Restoration of the Buffalo River has been central to the economic revitalization of Buffalo, New York. (George Burns/Wikimedia Commons)
Restoration of the Buffalo River has been central to the economic revitalization of Buffalo, New York. (George Burns/Wikimedia Commons)
September 20, 2016

BUFFALO, N.Y. - A broad coalition of business, industrial and environmental leaders wants to know where the presidential candidates stand on protecting and restoring the Great Lakes. Presidential leadership has been critical to efforts to clean up the lakes that hold 95 percent of the nation's fresh surface water.

According to Todd Ambs with the Healing Our Waters-Great Lakes Coalition, since 2010 the federal Great Lakes Restoration Initiative has invested $300 million a year in projects to clean the waters, fight invasive species and restore habitat.

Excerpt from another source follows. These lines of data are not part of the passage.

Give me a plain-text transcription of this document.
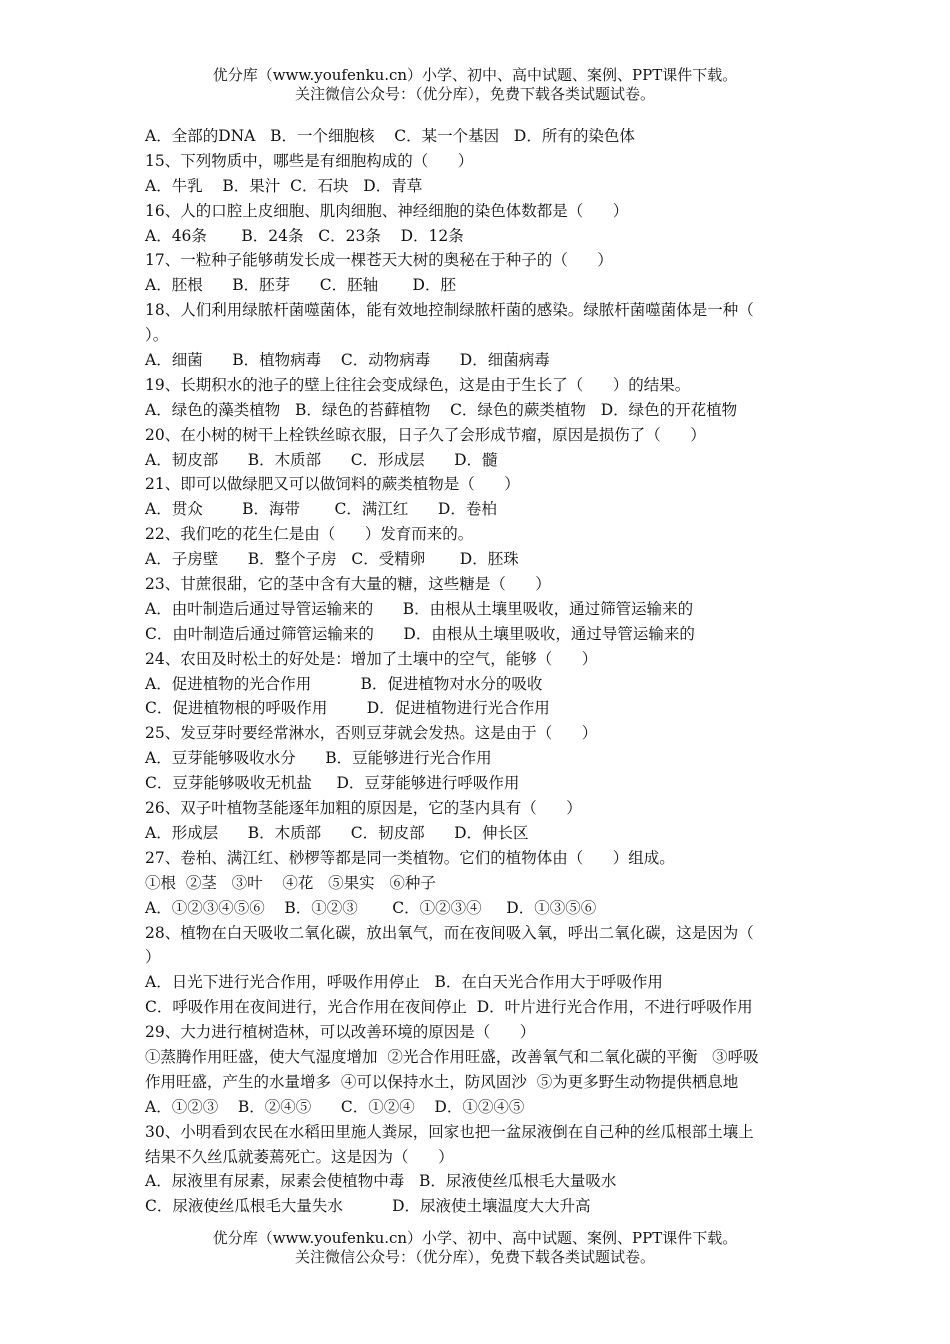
优分库（www.youfenku.cn）小学、初中、高中试题、案例、PPT课件下载。
关注微信公众号：（优分库），免费下载各类试题试卷。
A．全部的DNA   B．一个细胞核    C．某一个基因   D．所有的染色体
15、下列物质中，哪些是有细胞构成的（      ）
A．牛乳    B．果汁  C．石块   D．青草
16、人的口腔上皮细胞、肌肉细胞、神经细胞的染色体数都是（      ）
A．46条       B．24条   C．23条    D．12条
17、一粒种子能够萌发长成一棵苍天大树的奥秘在于种子的（      ）
A．胚根      B．胚芽      C．胚轴       D．胚
18、人们利用绿脓杆菌噬菌体，能有效地控制绿脓杆菌的感染。绿脓杆菌噬菌体是一种（
）。
A．细菌      B．植物病毒    C．动物病毒      D．细菌病毒
19、长期积水的池子的壁上往往会变成绿色，这是由于生长了（      ）的结果。
A．绿色的藻类植物   B．绿色的苔藓植物    C．绿色的蕨类植物   D．绿色的开花植物
20、在小树的树干上栓铁丝晾衣服，日子久了会形成节瘤，原因是损伤了（      ）
A．韧皮部      B．木质部      C．形成层      D．髓
21、即可以做绿肥又可以做饲料的蕨类植物是（      ）
A．贯众        B．海带       C．满江红      D．卷柏
22、我们吃的花生仁是由（      ）发育而来的。
A．子房壁      B．整个子房   C．受精卵       D．胚珠
23、甘蔗很甜，它的茎中含有大量的糖，这些糖是（      ）
A．由叶制造后通过导管运输来的      B．由根从土壤里吸收，通过筛管运输来的
C．由叶制造后通过筛管运输来的      D．由根从土壤里吸收，通过导管运输来的
24、农田及时松土的好处是：增加了土壤中的空气，能够（      ）
A．促进植物的光合作用          B．促进植物对水分的吸收
C．促进植物根的呼吸作用        D．促进植物进行光合作用
25、发豆芽时要经常淋水，否则豆芽就会发热。这是由于（      ）
A．豆芽能够吸收水分      B．豆能够进行光合作用
C．豆芽能够吸收无机盐     D．豆芽能够进行呼吸作用
26、双子叶植物茎能逐年加粗的原因是，它的茎内具有（      ）
A．形成层      B．木质部      C．韧皮部      D．伸长区
27、卷柏、满江红、桫椤等都是同一类植物。它们的植物体由（      ）组成。
①根  ②茎   ③叶    ④花   ⑤果实   ⑥种子
A．①②③④⑤⑥    B．①②③       C．①②③④     D．①③⑤⑥
28、植物在白天吸收二氧化碳，放出氧气，而在夜间吸入氧，呼出二氧化碳，这是因为（
）
A．日光下进行光合作用，呼吸作用停止   B．在白天光合作用大于呼吸作用
C．呼吸作用在夜间进行，光合作用在夜间停止  D．叶片进行光合作用，不进行呼吸作用
29、大力进行植树造林，可以改善环境的原因是（      ）
①蒸腾作用旺盛，使大气湿度增加  ②光合作用旺盛，改善氧气和二氧化碳的平衡   ③呼吸
作用旺盛，产生的水量增多  ④可以保持水土，防风固沙  ⑤为更多野生动物提供栖息地
A．①②③    B．②④⑤      C．①②④    D．①②④⑤
30、小明看到农民在水稻田里施人粪尿，回家也把一盆尿液倒在自己种的丝瓜根部土壤上
结果不久丝瓜就萎蔫死亡。这是因为（      ）
A．尿液里有尿素，尿素会使植物中毒   B．尿液使丝瓜根毛大量吸水
C．尿液使丝瓜根毛大量失水          D．尿液使土壤温度大大升高
优分库（www.youfenku.cn）小学、初中、高中试题、案例、PPT课件下载。
关注微信公众号：（优分库），免费下载各类试题试卷。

"We've really seen a lot of tremendous progress on some of the challenges facing the Great Lakes," he said. "We have much more work to do. There's no question that there are significant challenges that remain."

On Thursday, representatives of the Clinton and Trump campaigns are scheduled to address the 12th annual Great Lakes Restoration Conference now meeting in Sandusky, Ohio.

Brian Smith, associate executive director of the Citizens Campaign for the Environment, said the cleanup of the Buffalo River has a huge success but antiquated wastewater treatment facilities and nutrient runoff from communities around the lakes are still a problem.

"So we want to see the presidential candidates make a commitment to funding the Great Lakes Restoration initiative and investing in our clean-water infrastructure," he said.

A 2016 poll of voters in Great Lakes states found that more than 60 percent strongly support continued funding for the Great Lakes Restoration Initiative.